"You bought new hydroponic equipment and extended the factory premises and built hidden rooms therein and moved the plants to these premises. You then took cuttings from those plants and grew other plants. By mid 2002 the plants were flowering, the results were better than you had achieved at Mickleham. You engaged Mr Rios to look after the plants on a daily basis.
Prior to September 2003 'Generally there were about 500 plants on the go.' From September 2003 there were 'About 2100 plants growing at any given time.' This continued to the date of arrest. There were some 2100 plants growing at the time of arrest. By that time, during the period the subject of this charge it is agreed that you had grown three previous successful crops which together with the crop discovered by the police made a total of four crops. During the relevant period the number of plants in each successive crop had progressively grown from a smaller number to 2100 plants which is said to be the capacity of the premises.
Without any pretence of precision, it is clear that during the relevant period you had grown and had in your possession for sale something of the order of 3000 to 3500 cannabis plants and that may well be a conservative figure. The number of plants required to constitute a large commercial quantity is 1000 and you had some three to three and a half times this number.
The trafficking continued, as I say, over a period of some two years and four months. It ceased only upon arrest and it was trafficking by way of an ongoing business. As one would expect in a business of this nature, plants were at any given time in different stages of development and maturity and size.

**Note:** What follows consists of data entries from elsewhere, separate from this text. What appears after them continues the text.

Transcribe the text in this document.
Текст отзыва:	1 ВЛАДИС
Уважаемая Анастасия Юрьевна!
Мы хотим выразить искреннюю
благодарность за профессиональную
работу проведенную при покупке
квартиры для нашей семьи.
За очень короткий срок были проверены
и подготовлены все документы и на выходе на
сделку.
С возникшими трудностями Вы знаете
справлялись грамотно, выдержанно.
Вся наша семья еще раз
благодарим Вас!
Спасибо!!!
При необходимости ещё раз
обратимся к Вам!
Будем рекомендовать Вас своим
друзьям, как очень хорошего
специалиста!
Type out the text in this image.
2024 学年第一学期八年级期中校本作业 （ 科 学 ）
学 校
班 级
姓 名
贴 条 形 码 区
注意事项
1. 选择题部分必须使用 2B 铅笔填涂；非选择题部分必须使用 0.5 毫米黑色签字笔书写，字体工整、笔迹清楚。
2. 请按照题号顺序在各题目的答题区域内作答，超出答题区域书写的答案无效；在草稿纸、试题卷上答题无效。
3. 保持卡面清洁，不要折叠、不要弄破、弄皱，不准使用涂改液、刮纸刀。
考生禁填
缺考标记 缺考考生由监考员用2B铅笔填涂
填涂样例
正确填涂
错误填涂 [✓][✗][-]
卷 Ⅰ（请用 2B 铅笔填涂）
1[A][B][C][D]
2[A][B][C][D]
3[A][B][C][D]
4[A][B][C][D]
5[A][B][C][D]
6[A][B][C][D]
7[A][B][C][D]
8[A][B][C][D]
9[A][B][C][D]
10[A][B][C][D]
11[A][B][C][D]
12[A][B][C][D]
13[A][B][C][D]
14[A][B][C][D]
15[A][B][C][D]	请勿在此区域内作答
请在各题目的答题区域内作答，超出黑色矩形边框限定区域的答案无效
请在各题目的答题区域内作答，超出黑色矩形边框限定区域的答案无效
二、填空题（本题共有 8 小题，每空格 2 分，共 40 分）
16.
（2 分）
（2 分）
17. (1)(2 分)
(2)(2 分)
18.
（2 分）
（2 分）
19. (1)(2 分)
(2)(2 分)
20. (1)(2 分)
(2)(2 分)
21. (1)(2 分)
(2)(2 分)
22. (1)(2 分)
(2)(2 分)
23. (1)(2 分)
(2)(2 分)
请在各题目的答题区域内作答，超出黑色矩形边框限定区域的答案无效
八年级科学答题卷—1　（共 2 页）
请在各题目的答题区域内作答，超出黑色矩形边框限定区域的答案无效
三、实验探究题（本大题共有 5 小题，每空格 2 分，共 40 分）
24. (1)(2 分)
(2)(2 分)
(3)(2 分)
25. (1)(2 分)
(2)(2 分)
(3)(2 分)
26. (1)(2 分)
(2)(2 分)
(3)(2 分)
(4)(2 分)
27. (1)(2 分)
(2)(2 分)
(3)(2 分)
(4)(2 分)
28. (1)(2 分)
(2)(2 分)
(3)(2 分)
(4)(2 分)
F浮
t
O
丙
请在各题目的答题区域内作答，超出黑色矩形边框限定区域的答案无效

The system was such that new plants replaced old as and when necessary, emphasising the ongoing nature of the business.
The hydroponic set-up at Tullamarine was elaborate and sophisticated, in part at least automated and highly organised, and no doubt expensive. The operation itself was extensive and could accommodate large numbers of plants. The premises included growing room, drying room, preparation room and so on.
There is no evidence led, of the street value of, for example, the crop of 2100 plants, but one's experience in these courts justifies the belief that it would be very valuable indeed.
Whilst I do not think that the size and quality of the plants grown or the yield from such plants defines whether the quantity of cannabis is a large commercial quantity, these matters are not irrelevant to sentence. They effect, for example, the potential for harm which a particular number of plants has within the community.
In this case, although the plants in question were not intended to be grown to a height of more than two to three feet, and even though there would be a certain failure rate with these, as with any crop, the evidence and the photographs exhibited show that at least the plants found by the police were healthy and flowering. The results achieved with new chemicals were 'outstanding'."